Tereza Gevorgyan (Թերեզա Գևորգյան; born 1988) is an Armenian soprano.

==Biography==

Tereza Gevorgyan studied in the Yerevan State Conservatoire with Rafael Akopyants. She studied with Lillian Watson and Jonathan Papp at the Royal Academy of Music, where she finished her Master of Arts with Distinction DipRAM; she also studied with Diane Forlano, where she is now part of the opera course. She is grateful for the generous support of the Raffy Manoukian Scholarship. At the age of eight, Gevorgyan entered Alexander Spendiaryan’s junior school of music to study piano. Later she transferred to the senior college, where she began studying classical singing.
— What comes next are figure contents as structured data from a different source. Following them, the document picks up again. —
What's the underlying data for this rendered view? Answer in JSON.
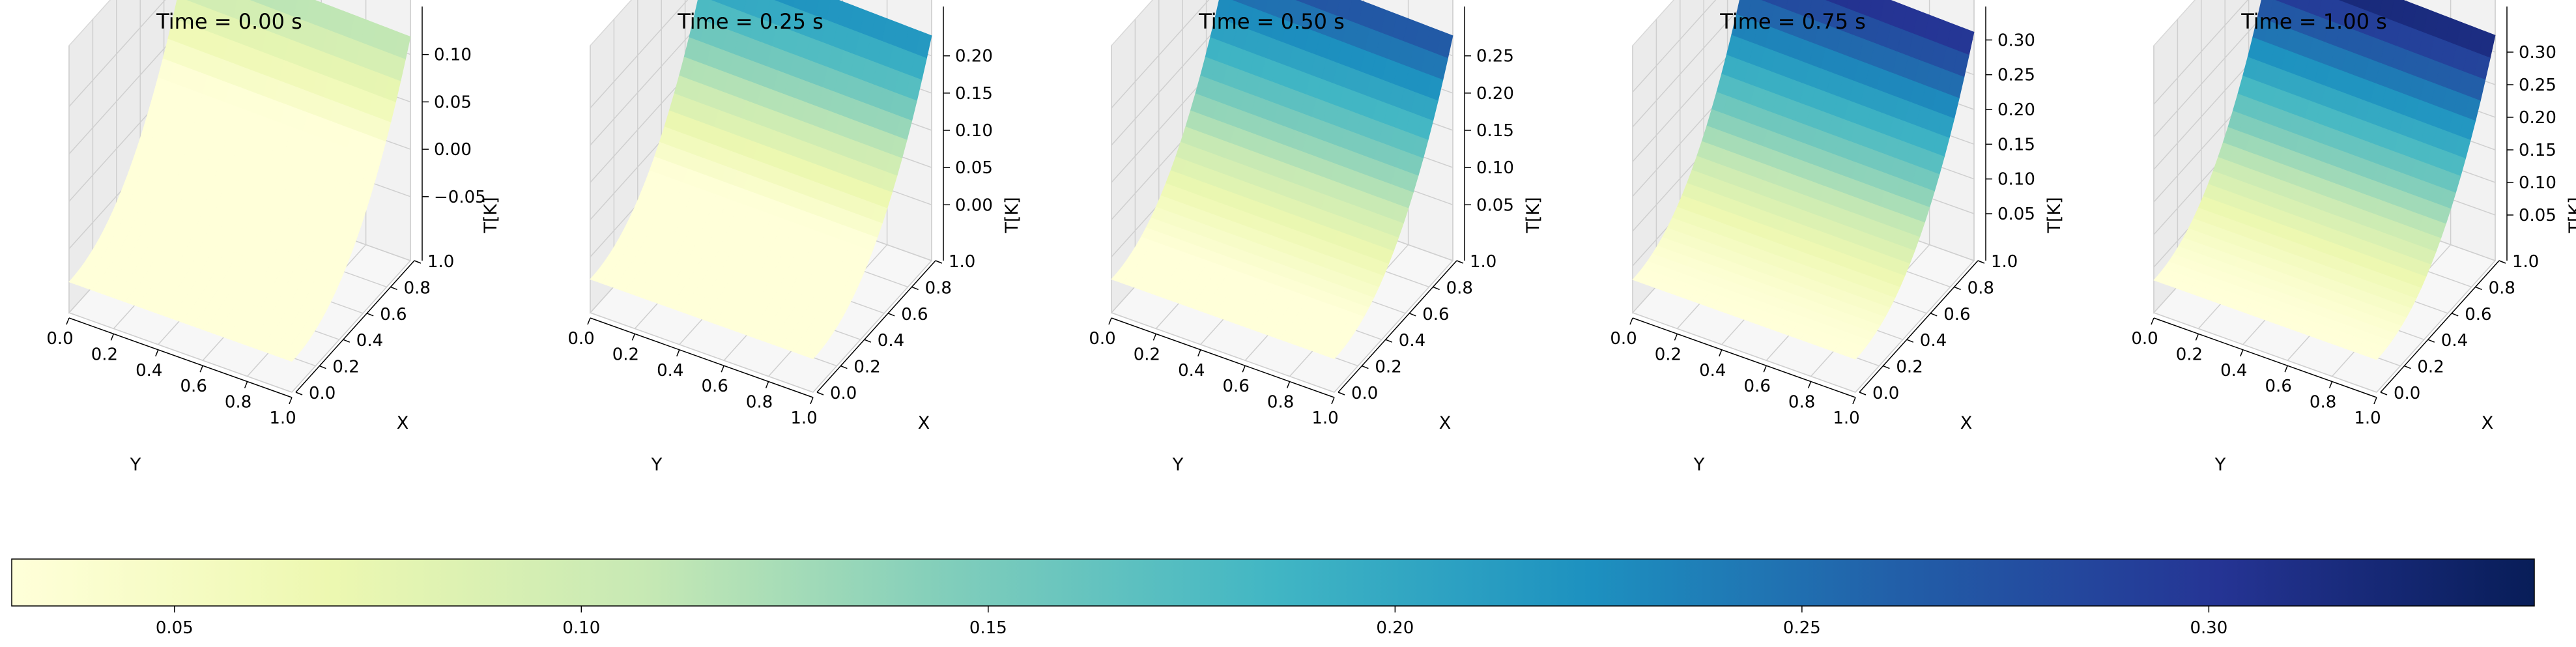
{
  "colormap": {
    "name": "YlGnBu",
    "stops": [
      "#ffffd9",
      "#edf8b1",
      "#c7e9b4",
      "#7fcdbb",
      "#41b6c4",
      "#1d91c0",
      "#225ea8",
      "#253494",
      "#081d58"
    ]
  },
  "chart_data": [
    {
      "type": "surface3d",
      "title": "Time = 0.00 s",
      "xlabel": "Y",
      "ylabel": "X",
      "zlabel": "T[K]",
      "x_ticks": [
        "0.0",
        "0.2",
        "0.4",
        "0.6",
        "0.8",
        "1.0"
      ],
      "y_ticks": [
        "0.0",
        "0.2",
        "0.4",
        "0.6",
        "0.8",
        "1.0"
      ],
      "z_ticks": [
        -0.05,
        0.0,
        0.05,
        0.1
      ],
      "z_tick_labels": [
        "−0.05",
        "0.00",
        "0.05",
        "0.10"
      ],
      "zlim": [
        -0.09,
        0.13
      ],
      "surface_range": [
        -0.085,
        0.125
      ]
    },
    {
      "type": "surface3d",
      "title": "Time = 0.25 s",
      "xlabel": "Y",
      "ylabel": "X",
      "zlabel": "T[K]",
      "x_ticks": [
        "0.0",
        "0.2",
        "0.4",
        "0.6",
        "0.8",
        "1.0"
      ],
      "y_ticks": [
        "0.0",
        "0.2",
        "0.4",
        "0.6",
        "0.8",
        "1.0"
      ],
      "z_ticks": [
        0.0,
        0.05,
        0.1,
        0.15,
        0.2
      ],
      "z_tick_labels": [
        "0.00",
        "0.05",
        "0.10",
        "0.15",
        "0.20"
      ],
      "zlim": [
        -0.04,
        0.24
      ],
      "surface_range": [
        -0.03,
        0.235
      ]
    },
    {
      "type": "surface3d",
      "title": "Time = 0.50 s",
      "xlabel": "Y",
      "ylabel": "X",
      "zlabel": "T[K]",
      "x_ticks": [
        "0.0",
        "0.2",
        "0.4",
        "0.6",
        "0.8",
        "1.0"
      ],
      "y_ticks": [
        "0.0",
        "0.2",
        "0.4",
        "0.6",
        "0.8",
        "1.0"
      ],
      "z_ticks": [
        0.05,
        0.1,
        0.15,
        0.2,
        0.25
      ],
      "z_tick_labels": [
        "0.05",
        "0.10",
        "0.15",
        "0.20",
        "0.25"
      ],
      "zlim": [
        0.01,
        0.29
      ],
      "surface_range": [
        0.02,
        0.285
      ]
    },
    {
      "type": "surface3d",
      "title": "Time = 0.75 s",
      "xlabel": "Y",
      "ylabel": "X",
      "zlabel": "T[K]",
      "x_ticks": [
        "0.0",
        "0.2",
        "0.4",
        "0.6",
        "0.8",
        "1.0"
      ],
      "y_ticks": [
        "0.0",
        "0.2",
        "0.4",
        "0.6",
        "0.8",
        "1.0"
      ],
      "z_ticks": [
        0.05,
        0.1,
        0.15,
        0.2,
        0.25,
        0.3
      ],
      "z_tick_labels": [
        "0.05",
        "0.10",
        "0.15",
        "0.20",
        "0.25",
        "0.30"
      ],
      "zlim": [
        0.02,
        0.32
      ],
      "surface_range": [
        0.03,
        0.32
      ]
    },
    {
      "type": "surface3d",
      "title": "Time = 1.00 s",
      "xlabel": "Y",
      "ylabel": "X",
      "zlabel": "T[K]",
      "x_ticks": [
        "0.0",
        "0.2",
        "0.4",
        "0.6",
        "0.8",
        "1.0"
      ],
      "y_ticks": [
        "0.0",
        "0.2",
        "0.4",
        "0.6",
        "0.8",
        "1.0"
      ],
      "z_ticks": [
        0.05,
        0.1,
        0.15,
        0.2,
        0.25,
        0.3
      ],
      "z_tick_labels": [
        "0.05",
        "0.10",
        "0.15",
        "0.20",
        "0.25",
        "0.30"
      ],
      "zlim": [
        0.02,
        0.34
      ],
      "surface_range": [
        0.03,
        0.335
      ]
    }
  ],
  "colorbar": {
    "orientation": "horizontal",
    "range": [
      0.03,
      0.34
    ],
    "ticks": [
      0.05,
      0.1,
      0.15,
      0.2,
      0.25,
      0.3
    ],
    "tick_labels": [
      "0.05",
      "0.10",
      "0.15",
      "0.20",
      "0.25",
      "0.30"
    ]
  }
}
Gevorgyan has won several vocal competitions in Armenia. In November 2006 she took part in Tatevik Sazandaryan's solo performers national contest, where she won two prizes: "Special" and "Hope". Two years later in November 2008 she competed in Gohar Gasparyan's solo performers' contest, where she won the Gohar Gasparyan prize. In April 2009 she advanced to the final stage of the Hans Gabor Belvedere auditions in Vienna, Austria. Gevorgyan also won first prize in the Ludmilla Andrew Russian Song Prize at the Royal Academy of Music. At the Royal Academy of Music, Gevorgyan was awarded the Douglas Samuel and Birdie Matthews Award.
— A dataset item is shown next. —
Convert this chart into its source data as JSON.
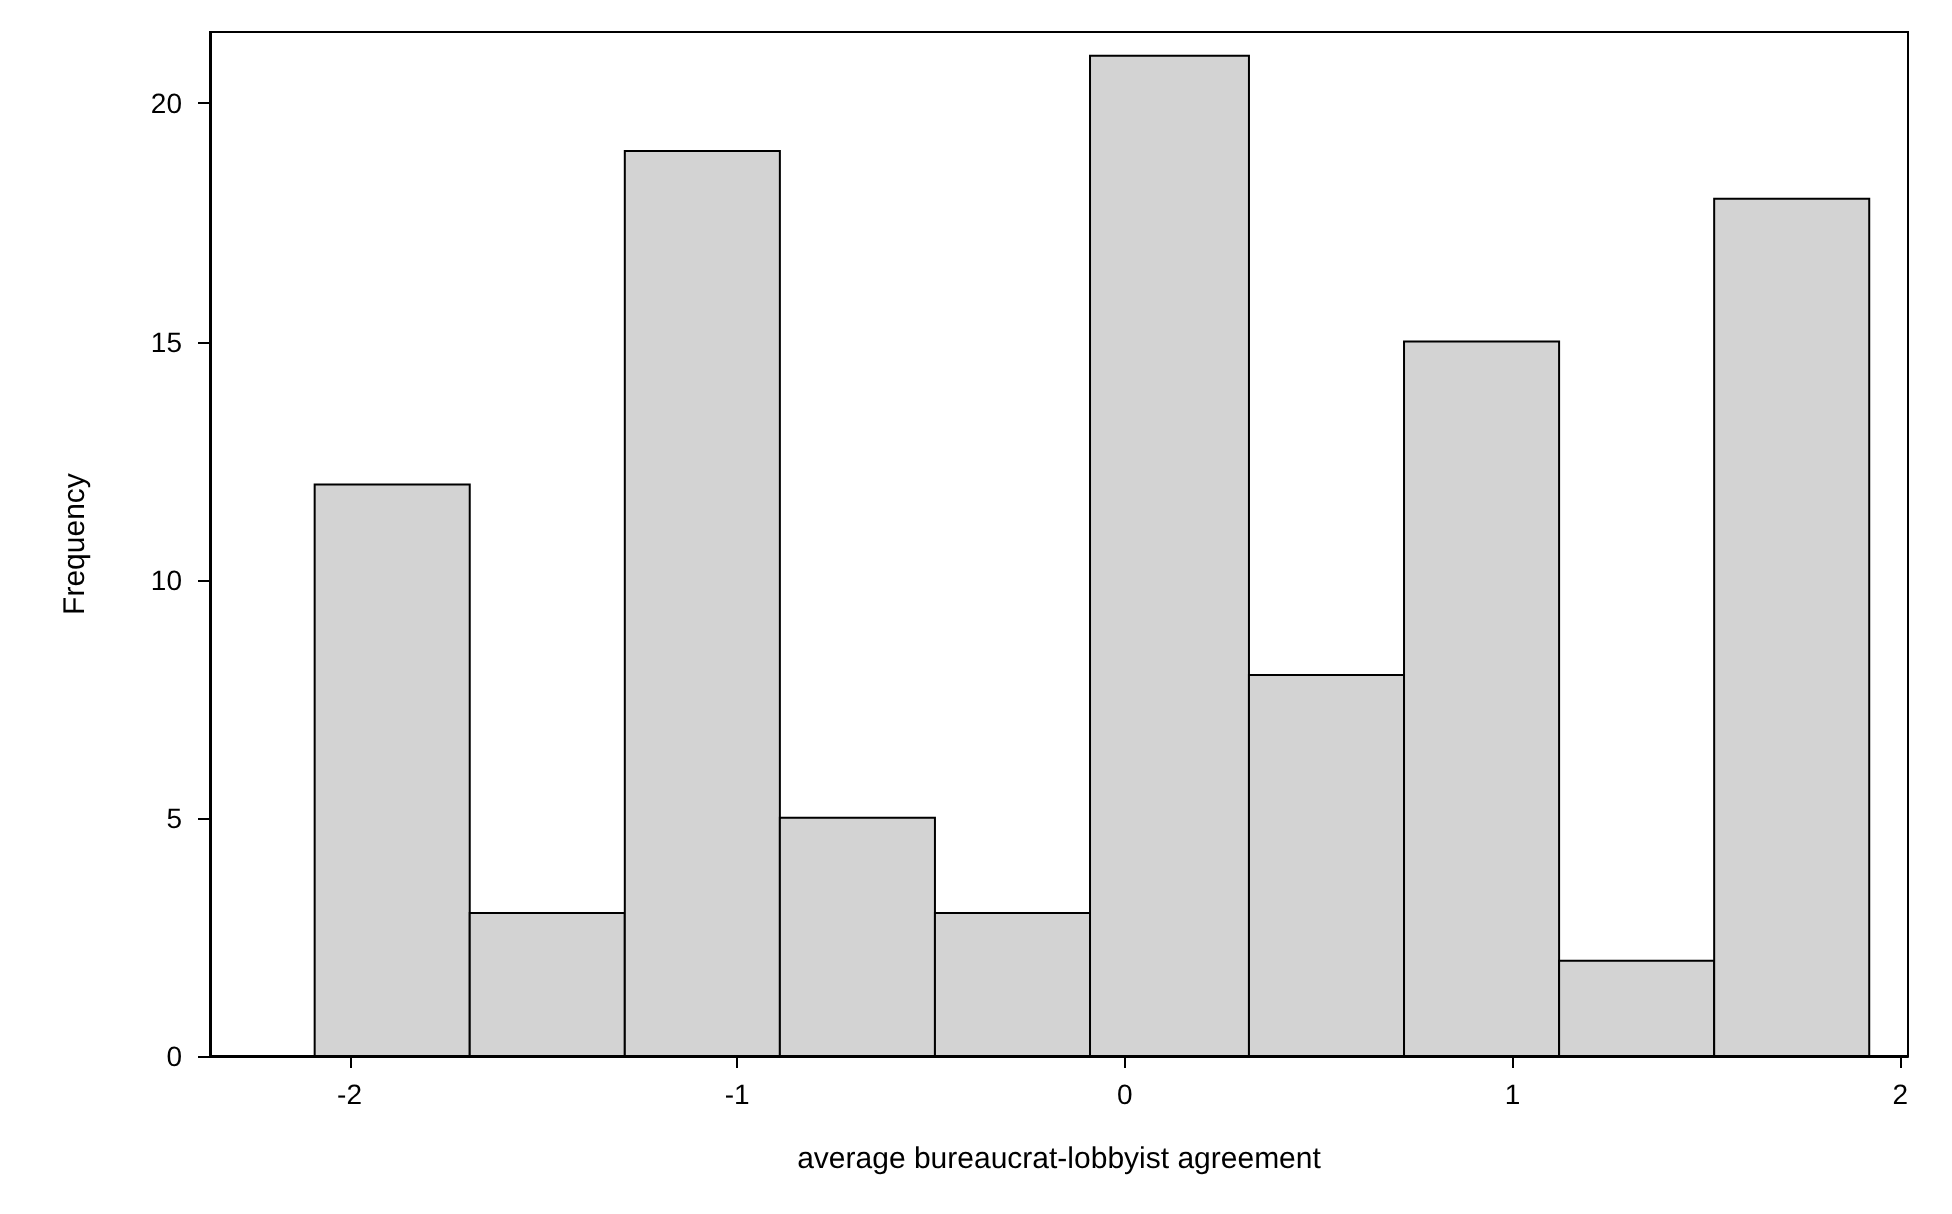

- Winner of the Ludmilla Anrew Russian Song Prize
- Winner Of the Thelma Kings Singers' Award
- Winner of the Les Azuriales Karaviotis Prize

===Performances===
In opera she already performed Serafina Il campanello, Serpina in La serva padrona, Fanni in La cambiale di matrimonio (National Opera Studio in Armenia), Maria Bertram in Mansfield Park (Royal Academy of Music). She has sung the title role in the Armenian opera Anoush (The Tabernacle). She also sang in many opera scenes as Elvira in I puritani, Countess Adèle Le comte Ory, Agnes in The Growing Castle, Antonia in The Tales of Hoffmann and Miss Wingrave in Owen Wingrave. Gevorgyan was one of 12 young singers selected for the 2011 season Georg Solti Academy in Tuscany, having intensive training with Dame Kiri Te Kanawa and Sir Thomas Allen. During the course she had concerts in Tuscany and Florence. In 2011, Gevorgyan recorded an Italian song for the 100th birthday celebration CD of Georg Solti, which was produced by Richard Bonynge.
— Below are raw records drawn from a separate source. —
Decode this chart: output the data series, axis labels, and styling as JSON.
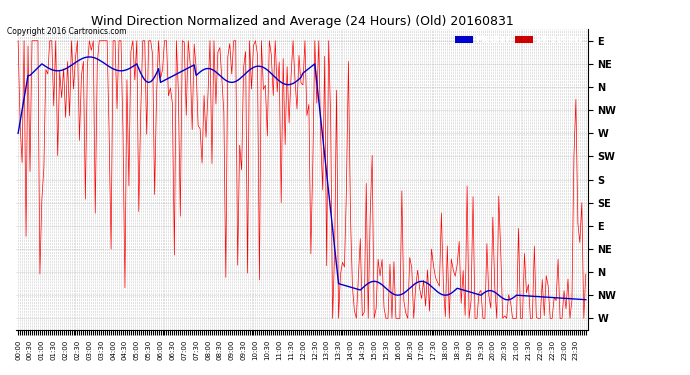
{
  "title": "Wind Direction Normalized and Average (24 Hours) (Old) 20160831",
  "copyright": "Copyright 2016 Cartronics.com",
  "ytick_labels": [
    "E",
    "NE",
    "N",
    "NW",
    "W",
    "SW",
    "S",
    "SE",
    "E",
    "NE",
    "N",
    "NW",
    "W"
  ],
  "ylim_min": 0,
  "ylim_max": 12,
  "background_color": "#ffffff",
  "grid_color": "#bbbbbb",
  "red_color": "#ff0000",
  "blue_color": "#0000cc",
  "black_color": "#000000",
  "legend_median_bg": "#0000cc",
  "legend_direction_bg": "#cc0000",
  "figwidth": 6.9,
  "figheight": 3.75,
  "dpi": 100
}
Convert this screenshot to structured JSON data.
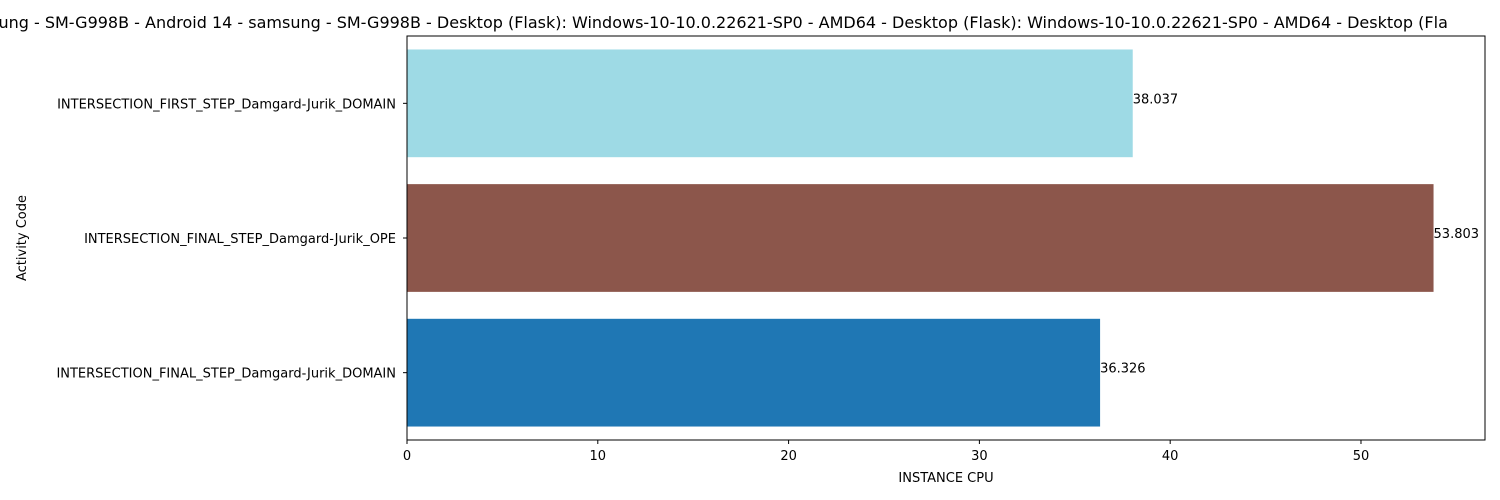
{
  "chart_data": {
    "type": "bar",
    "orientation": "horizontal",
    "title": "sung - SM-G998B - Android 14 - samsung - SM-G998B - Desktop (Flask): Windows-10-10.0.22621-SP0 - AMD64 - Desktop (Flask): Windows-10-10.0.22621-SP0 - AMD64 - Desktop (Fla",
    "xlabel": "INSTANCE CPU",
    "ylabel": "Activity Code",
    "xlim": [
      0,
      56.5
    ],
    "xticks": [
      0,
      10,
      20,
      30,
      40,
      50
    ],
    "grid": false,
    "categories": [
      "INTERSECTION_FIRST_STEP_Damgard-Jurik_DOMAIN",
      "INTERSECTION_FINAL_STEP_Damgard-Jurik_OPE",
      "INTERSECTION_FINAL_STEP_Damgard-Jurik_DOMAIN"
    ],
    "values": [
      38.037,
      53.803,
      36.326
    ],
    "value_labels": [
      "38.037",
      "53.803",
      "36.326"
    ],
    "colors": [
      "#9edae5",
      "#8c564b",
      "#1f77b4"
    ]
  }
}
Performances in 2012 included concerts in Florence and Naples at the Palace of Caserta. In London she sang the Brahms Requiem and Mendelssohn's "Hear My Prayer" at the Church of St. Mary the Virgin with the Stanmore Choral Society. Gevorgyan also performed in the ISWA World Solid Waste Congress 2012 in Florence. She performed in New York City's Carnegie Hall and Chicago Symphony Hall celebrating Georg Solti's 100th birthday with the World Orchestra for Peace conducted by Valery Gergiev.

In March 2013, Gevorgyan sung the role of Tatiana in Tchaikovsky's Eugene Onegin at the Royal Academy of Music. She has auditioned for the Les Azuriales Young Artist Programme Competition and has been offered a place on the programme in Nice. She played Lisette in Opera Holland Park's 2017 production of Puccini's La rondine, described by Opera Today as singing a delightful, hyperactive Lisette with "style and accuracy".